Metall- und Elektroindustrie in Deutschland kämpft um Überleben
Deutschlands Metall- und Elektroindustrie steckt in einer schweren Krise. Produktion, Aufträge und Beschäftigung sind drastisch eingebrochen – und trotz staatlicher Hilfsmaßnahmen gibt es keine Anzeichen für eine Erholung. Die Probleme des Sektors sind Teil eines breiteren wirtschaftlichen Abschwungs, der Unternehmen im ganzen Land belastet.

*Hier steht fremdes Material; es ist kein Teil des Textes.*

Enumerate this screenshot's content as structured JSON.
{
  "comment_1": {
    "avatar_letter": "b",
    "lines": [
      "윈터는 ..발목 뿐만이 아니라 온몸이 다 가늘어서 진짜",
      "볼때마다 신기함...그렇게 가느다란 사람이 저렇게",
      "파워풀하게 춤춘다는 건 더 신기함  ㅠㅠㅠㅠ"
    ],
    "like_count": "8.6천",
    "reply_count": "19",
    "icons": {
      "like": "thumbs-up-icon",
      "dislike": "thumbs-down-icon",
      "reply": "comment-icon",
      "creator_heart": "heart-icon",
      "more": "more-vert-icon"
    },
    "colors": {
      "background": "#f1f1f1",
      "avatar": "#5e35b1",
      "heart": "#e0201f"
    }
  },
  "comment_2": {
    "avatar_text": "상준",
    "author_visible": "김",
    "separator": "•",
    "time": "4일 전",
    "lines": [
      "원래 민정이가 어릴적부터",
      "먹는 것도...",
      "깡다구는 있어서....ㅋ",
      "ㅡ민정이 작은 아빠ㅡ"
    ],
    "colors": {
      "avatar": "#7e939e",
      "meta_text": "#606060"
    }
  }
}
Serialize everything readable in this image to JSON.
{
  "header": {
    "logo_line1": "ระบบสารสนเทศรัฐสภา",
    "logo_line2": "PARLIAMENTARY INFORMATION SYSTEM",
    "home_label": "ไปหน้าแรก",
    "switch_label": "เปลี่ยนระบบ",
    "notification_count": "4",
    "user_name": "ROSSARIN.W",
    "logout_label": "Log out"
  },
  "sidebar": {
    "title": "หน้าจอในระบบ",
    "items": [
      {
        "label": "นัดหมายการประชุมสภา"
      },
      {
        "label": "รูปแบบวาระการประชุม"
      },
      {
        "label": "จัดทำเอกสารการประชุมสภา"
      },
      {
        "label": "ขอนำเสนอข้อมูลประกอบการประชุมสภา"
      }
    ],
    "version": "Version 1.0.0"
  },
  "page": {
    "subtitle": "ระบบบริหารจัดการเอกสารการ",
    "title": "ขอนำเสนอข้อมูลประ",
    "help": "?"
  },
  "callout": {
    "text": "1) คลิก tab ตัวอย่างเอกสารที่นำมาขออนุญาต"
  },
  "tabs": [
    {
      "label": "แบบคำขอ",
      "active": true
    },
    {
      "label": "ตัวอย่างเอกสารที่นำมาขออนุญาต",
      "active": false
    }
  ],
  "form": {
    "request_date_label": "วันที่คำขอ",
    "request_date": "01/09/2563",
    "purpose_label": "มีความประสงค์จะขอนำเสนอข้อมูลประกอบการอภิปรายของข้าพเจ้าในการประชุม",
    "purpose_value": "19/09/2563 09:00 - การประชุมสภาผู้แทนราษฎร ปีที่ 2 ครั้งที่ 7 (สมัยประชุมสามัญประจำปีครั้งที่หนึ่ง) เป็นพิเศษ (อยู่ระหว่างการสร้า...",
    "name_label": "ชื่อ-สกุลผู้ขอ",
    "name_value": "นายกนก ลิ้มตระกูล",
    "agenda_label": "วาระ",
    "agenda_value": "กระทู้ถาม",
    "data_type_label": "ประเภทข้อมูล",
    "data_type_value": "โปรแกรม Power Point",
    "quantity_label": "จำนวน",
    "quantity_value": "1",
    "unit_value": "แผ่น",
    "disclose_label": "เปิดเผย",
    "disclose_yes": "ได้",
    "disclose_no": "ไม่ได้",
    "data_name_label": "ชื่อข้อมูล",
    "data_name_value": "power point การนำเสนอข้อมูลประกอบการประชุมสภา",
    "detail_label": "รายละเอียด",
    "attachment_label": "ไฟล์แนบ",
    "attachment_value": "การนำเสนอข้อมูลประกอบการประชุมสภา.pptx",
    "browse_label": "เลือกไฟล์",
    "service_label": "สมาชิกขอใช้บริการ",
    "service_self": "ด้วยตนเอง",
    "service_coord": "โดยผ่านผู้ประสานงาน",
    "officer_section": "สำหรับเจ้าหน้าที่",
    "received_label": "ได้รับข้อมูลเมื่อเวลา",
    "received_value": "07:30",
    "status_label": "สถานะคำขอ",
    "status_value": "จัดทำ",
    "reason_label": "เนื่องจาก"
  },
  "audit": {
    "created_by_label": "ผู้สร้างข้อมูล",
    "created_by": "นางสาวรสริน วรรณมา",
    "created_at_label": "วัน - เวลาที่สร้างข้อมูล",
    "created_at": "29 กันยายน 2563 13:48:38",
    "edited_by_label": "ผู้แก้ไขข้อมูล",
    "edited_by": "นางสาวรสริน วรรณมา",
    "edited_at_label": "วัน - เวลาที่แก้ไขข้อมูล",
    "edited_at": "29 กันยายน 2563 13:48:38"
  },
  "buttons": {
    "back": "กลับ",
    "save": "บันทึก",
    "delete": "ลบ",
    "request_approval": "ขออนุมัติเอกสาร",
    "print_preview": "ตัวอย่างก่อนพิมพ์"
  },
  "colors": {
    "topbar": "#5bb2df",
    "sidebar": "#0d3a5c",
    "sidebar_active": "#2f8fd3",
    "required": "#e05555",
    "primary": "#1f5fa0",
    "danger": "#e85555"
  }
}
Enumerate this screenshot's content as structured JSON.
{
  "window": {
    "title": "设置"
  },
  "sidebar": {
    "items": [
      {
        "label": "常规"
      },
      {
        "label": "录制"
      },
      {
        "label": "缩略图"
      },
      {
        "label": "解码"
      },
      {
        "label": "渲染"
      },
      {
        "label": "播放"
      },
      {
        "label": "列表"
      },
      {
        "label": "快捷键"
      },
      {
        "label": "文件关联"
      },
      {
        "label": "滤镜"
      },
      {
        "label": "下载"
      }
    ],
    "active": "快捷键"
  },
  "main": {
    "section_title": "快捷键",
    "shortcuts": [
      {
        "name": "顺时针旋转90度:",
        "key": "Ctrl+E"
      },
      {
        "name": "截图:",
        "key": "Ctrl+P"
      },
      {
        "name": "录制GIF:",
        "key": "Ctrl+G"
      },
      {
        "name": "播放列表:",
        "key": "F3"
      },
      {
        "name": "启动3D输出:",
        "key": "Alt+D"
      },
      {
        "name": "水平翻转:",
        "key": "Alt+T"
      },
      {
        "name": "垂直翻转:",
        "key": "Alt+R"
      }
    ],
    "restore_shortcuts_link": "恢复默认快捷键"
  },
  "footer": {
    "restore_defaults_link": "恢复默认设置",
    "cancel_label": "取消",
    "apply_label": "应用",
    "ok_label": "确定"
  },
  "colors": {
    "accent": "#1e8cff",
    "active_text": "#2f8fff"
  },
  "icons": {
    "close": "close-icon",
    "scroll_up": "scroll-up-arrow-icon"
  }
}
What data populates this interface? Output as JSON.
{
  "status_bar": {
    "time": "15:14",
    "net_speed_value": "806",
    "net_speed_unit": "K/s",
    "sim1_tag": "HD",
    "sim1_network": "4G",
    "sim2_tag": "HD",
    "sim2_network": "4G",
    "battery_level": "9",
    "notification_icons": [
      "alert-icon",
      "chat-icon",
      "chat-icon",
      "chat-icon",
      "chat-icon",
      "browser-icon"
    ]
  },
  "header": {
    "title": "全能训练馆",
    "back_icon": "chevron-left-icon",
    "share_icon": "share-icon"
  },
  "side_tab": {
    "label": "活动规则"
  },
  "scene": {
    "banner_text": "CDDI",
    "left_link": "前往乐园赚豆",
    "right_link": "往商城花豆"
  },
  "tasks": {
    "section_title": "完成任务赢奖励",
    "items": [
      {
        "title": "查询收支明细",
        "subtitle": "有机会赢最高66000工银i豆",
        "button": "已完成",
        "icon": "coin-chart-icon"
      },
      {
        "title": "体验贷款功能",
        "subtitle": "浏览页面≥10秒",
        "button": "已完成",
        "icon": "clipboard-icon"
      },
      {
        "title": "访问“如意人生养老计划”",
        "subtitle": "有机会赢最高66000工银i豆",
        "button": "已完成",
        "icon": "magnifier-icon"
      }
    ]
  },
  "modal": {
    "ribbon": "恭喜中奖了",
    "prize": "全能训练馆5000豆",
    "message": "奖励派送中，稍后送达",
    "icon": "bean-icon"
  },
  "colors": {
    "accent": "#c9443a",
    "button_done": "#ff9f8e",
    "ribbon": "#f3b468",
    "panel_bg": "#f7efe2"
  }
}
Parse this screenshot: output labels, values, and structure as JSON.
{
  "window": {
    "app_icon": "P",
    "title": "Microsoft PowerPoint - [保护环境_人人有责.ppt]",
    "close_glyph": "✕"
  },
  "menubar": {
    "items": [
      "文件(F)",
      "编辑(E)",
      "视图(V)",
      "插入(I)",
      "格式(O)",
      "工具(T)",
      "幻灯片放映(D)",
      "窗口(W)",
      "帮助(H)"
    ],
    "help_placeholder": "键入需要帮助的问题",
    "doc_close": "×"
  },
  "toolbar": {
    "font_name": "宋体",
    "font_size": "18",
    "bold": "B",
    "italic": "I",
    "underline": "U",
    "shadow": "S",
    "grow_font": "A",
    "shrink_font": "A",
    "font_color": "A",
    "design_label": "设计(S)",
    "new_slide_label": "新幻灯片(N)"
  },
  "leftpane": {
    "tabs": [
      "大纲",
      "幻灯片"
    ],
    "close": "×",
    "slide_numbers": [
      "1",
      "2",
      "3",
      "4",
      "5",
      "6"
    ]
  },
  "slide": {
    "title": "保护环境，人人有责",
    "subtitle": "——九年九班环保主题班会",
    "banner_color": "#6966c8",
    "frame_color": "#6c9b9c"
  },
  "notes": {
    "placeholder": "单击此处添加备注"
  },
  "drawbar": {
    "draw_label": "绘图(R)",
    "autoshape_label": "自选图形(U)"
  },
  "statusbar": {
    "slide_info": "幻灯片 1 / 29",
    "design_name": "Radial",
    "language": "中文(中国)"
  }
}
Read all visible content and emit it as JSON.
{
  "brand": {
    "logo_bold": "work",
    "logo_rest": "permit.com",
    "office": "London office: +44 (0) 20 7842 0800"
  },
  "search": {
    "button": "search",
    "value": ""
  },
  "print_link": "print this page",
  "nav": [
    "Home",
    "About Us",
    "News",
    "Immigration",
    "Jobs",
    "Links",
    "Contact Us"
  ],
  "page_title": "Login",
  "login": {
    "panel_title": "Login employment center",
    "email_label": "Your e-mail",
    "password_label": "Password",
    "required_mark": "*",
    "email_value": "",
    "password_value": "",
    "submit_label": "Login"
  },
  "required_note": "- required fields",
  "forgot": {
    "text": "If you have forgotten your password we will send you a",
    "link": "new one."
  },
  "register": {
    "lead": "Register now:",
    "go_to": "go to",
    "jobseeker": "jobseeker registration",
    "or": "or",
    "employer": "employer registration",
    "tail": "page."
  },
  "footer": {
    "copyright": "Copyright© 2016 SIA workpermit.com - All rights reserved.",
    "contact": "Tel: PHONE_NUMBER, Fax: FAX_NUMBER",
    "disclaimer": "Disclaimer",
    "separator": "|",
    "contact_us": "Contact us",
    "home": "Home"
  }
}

Die Produktion in der Metall- und Elektrobranche sank im April im Vergleich zu den vorherigen drei Monaten um 2,0 Prozent. Im Vorjahresvergleich lag der Rückgang bei 2,7 Prozent, sodass das aktuelle Niveau 15 Prozent unter dem von 2018 liegt. Die Kapazitätsauslastung beträgt nur noch 79 Prozent – deutlich unter dem langjährigen Durchschnitt von 85 Prozent.
Auch die Auftragslage hat sich stark verschlechtert. Die Industrieaufträge gingen im April um 3,8 Prozent gegenüber März zurück, wobei frühere Zahlen nach unten korrigiert wurden. Im Dreimonatszeitraum bis April 2026 lagen die Bestellungen 3,1 Prozent niedriger als im Vorquartal. Allein im April brachen die Neuaufträge in der Metall- und Elektroindustrie um 5,4 Prozent ein.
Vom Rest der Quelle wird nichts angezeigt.